The Russia connection: Smith said he and his colleagues found two of the five hackers claiming to have Clinton's emails were Russians.
Flynn did not respond to requests for comment. A Trump campaign official said Smith didn't work for the campaign and that if Flynn coordinated with Smith on the matter, it would have been as a private citizen. Smith died May 14, ten days after the WSJ interviewed him.

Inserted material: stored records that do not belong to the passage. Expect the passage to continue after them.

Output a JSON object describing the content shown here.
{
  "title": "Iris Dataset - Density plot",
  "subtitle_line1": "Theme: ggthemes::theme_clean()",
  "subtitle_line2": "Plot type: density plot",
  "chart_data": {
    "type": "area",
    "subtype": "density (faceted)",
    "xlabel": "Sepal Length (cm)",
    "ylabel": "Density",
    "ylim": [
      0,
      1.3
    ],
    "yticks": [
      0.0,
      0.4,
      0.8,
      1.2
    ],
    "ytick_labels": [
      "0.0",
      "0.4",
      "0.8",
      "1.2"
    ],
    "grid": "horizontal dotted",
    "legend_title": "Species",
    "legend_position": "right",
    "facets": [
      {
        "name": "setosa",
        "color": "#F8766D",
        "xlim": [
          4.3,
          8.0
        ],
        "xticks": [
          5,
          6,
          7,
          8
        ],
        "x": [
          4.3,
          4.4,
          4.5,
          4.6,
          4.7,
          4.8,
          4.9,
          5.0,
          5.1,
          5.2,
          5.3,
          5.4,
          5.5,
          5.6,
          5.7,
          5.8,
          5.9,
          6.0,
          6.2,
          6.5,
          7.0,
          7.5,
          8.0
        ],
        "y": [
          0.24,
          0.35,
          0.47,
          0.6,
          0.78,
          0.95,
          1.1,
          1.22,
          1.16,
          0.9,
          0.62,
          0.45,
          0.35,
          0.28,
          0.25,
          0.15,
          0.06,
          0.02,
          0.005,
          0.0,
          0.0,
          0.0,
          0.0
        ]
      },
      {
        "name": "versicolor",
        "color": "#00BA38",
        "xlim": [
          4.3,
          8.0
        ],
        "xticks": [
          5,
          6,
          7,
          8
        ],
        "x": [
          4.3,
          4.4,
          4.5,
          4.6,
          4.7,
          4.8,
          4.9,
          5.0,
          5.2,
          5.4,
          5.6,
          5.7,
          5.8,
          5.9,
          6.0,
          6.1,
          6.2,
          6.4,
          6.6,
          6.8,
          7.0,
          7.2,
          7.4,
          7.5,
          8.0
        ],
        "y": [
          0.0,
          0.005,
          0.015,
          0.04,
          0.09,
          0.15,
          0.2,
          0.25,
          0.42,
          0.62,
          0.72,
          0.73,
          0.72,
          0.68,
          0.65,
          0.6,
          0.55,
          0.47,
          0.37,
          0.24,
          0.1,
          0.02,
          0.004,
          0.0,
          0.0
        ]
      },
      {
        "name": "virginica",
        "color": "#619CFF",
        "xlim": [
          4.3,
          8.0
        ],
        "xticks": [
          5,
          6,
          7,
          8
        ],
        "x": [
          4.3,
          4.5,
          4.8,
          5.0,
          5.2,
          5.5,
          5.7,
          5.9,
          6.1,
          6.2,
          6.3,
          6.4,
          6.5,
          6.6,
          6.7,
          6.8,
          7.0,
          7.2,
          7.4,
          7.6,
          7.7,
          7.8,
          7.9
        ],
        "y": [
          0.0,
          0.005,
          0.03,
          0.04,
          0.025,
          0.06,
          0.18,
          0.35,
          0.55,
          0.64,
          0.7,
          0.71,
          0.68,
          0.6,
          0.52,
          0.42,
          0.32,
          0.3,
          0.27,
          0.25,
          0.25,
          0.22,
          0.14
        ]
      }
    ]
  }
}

The global malware escalation exposes entire governments
The latest global malware attack reflects an evolution of cyber warfare in which the communications of entire governments and countries can be crippled without recourse, says a leading computer security expert. While security firms and intelligence agencies continue to scramble to address Tuesday's attack, they have concluded that there is little or nothing to do about the data encrypted by the attackers.
Simon Crosby, chief technology officer at Bromium, a software security firm that works with companies including Microsoft and HP, says no virus protection program requiring human action will work against the malware. "It's now possible to cripple the response of a nation-state," he said.
The good news: New versions of Microsoft Windows 10 coming out later this year contain technology that protects against such encryption attacks by isolating the work someone is doing on a computer, says Crosby.
The bad news: Older versions of Windows are vulnerable and data encrypted by the attack is not recoverable — unless the attackers themselves free it up.

FBI visits Russia-based cyber firm's employees
FBI agents visited the homes of several employees of Kaspersky Lab, a Russia-based cyber security firm, Tuesday to learn more about "the company's operations as part of a counter-intelligence inquiry," reports NBC's Ken Dilanian and Tom Winter, citing multiple sources familiar with the matter.
The agents reportedly told the employees that they weren't in trouble, and that the FBI was only investigating how the company works, "including the extent of which the U.S. operations ultimately report to Moscow."
There is no indication that the investigation is linked to Special Prosecutor Robert Mueller's Russia investigation, Dilanian and Winter explain, noting that Kaspersky "has long been of interest to the U.S. government," as the company's software is widely used in the U.S. and its owner, Eugene Kaspersky, has "close ties to some Russian intelligence figures."
Ivanka's sweatshop
"Making Ivanka Trump shoes: Long hours, low pay," by AP's Erika Kinetz in Ganzhou, China, opens with this paragraph:
A worker with blood dripping from his head marked a low point in the tense, grinding life at a southeastern China factory used by Ivanka Trump and other fashion brands. An angry manager had hit him with the sharp end of a high-heeled shoe.

A Trump Nixon-to-China moment in North Korea
Korea is the land of lousy options and the Trump team has lurched from one preferred course of action to another. First there were threats of military action, followed by hints of financial sanctions against Chinese and North Korean entities, and then more recently, (misplaced) hope by the President himself that China would step in and solve the North Korea problem for Washington.
Why it matters: The early confidence of the Trump team has gradually receded as it becomes clear the complex and unyielding dynamic of the Korean peninsula is impervious to quick and easy fixes. Nothing could have made this point more poignantly than the tragic return and subsequent death of Otto Warmbier, the U.S. student wrongly imprisoned and mistreated by North Korean authorities.